Credentials of Scotia Capital

Scotia Capital represents the global corporate and investment banking and capital markets business of Scotiabank Group (“Scotiabank”), one of North America’s premier financial institutions. In Canada, Scotia Capital is one of the country’s largest investment banking firms with operations in all facets of corporate and government finance, mergers and acquisitions, equity and fixed income sales and trading and investment research. Scotia Capital has participated in a significant number of transactions involving private and public companies and has extensive experience in preparing fairness opinions.

The Opinion expressed herein represents the opinion of Scotia Capital as a firm. The form and content of the Opinion have been approved for release by a committee of directors and other professionals of Scotia Capital, all of whom are experienced in merger, acquisition, divestiture, fairness opinion and valuation matters.

Independence of Scotia Capital

Scotia Capital is a wholly-owned subsidiary of Scotiabank. None of Scotia Capital or any of its affiliated entities (i) is an issuer insider, associate or affiliate (as such terms are defined for the purposes of Ontario Securities Commission Rule 61-501 and Quebec Securities Commission Regulation Q-27, and the companion policies thereto (the “Rules”) of Hub, the Sponsors, Maple Tree, or any of their respective associates or affiliates, (ii) is an advisor to the Sponsors, Maple Tree or any of their respective associates or affiliates in connection with the Arrangement, (iii) is a manager or a co-manager of a soliciting dealer group for the Arrangement (or a member of the soliciting dealer group for the Arrangement providing services beyond the customary soliciting dealer’s functions or receiving more than the per security or per security holder fees payable to other members of the group), or (iv) has a material financial interest in the completion of the Arrangement.

Scotia Capital has not provided any financial advisory services or led any financing involving the Company, the Sponsors, Maple Tree or any of their respective associates or affiliates within the past 24 months, other than services provided under the Engagement Agreement.

There are no understandings, agreements or commitments between Scotia Capital, or any affiliated entity of Scotia Capital, on the one hand, and the Company, the Sponsors, Maple Tree or any of their respective associates or affiliates on the other hand, with respect to any future business dealings.

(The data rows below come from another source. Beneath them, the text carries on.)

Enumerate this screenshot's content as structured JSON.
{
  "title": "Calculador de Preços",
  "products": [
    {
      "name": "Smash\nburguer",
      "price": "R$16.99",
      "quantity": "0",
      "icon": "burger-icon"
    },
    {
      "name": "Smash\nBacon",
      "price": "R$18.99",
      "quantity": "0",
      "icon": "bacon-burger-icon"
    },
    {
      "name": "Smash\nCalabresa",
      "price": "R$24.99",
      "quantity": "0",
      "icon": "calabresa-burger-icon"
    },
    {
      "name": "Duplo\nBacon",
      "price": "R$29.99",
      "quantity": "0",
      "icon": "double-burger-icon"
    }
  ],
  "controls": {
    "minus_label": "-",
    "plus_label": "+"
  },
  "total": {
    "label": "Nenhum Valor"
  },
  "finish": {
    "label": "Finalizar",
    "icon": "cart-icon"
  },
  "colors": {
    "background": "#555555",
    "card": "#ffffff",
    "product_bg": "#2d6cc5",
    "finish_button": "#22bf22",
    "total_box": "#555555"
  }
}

Scotiabank will not be participating in any lending syndicate providing financing with respect of the Arrangement. Scotia Capital may, in the future, in the ordinary course of its business, perform financial advisory, investment banking or corporate lending services for the Company, the Sponsors, Maple Tree or for any of their respective associates or affiliates.

Scotia Capital acts as a trader and dealer, both as principal and agent, in the financial markets in Canada, the United States and elsewhere and, as such, it and Scotiabank, may have had and may have positions in the securities of the Company or any of its associates or affiliates from time to time and may have executed or may execute transactions on behalf of such companies or clients for which it receives compensation. As an investment dealer, Scotia Capital conducts research on securities and may, in the ordinary course of business, provide research reports and investment advice to its clients on investment matters, including with respect to the Company or any of its affiliates, or the Arrangement.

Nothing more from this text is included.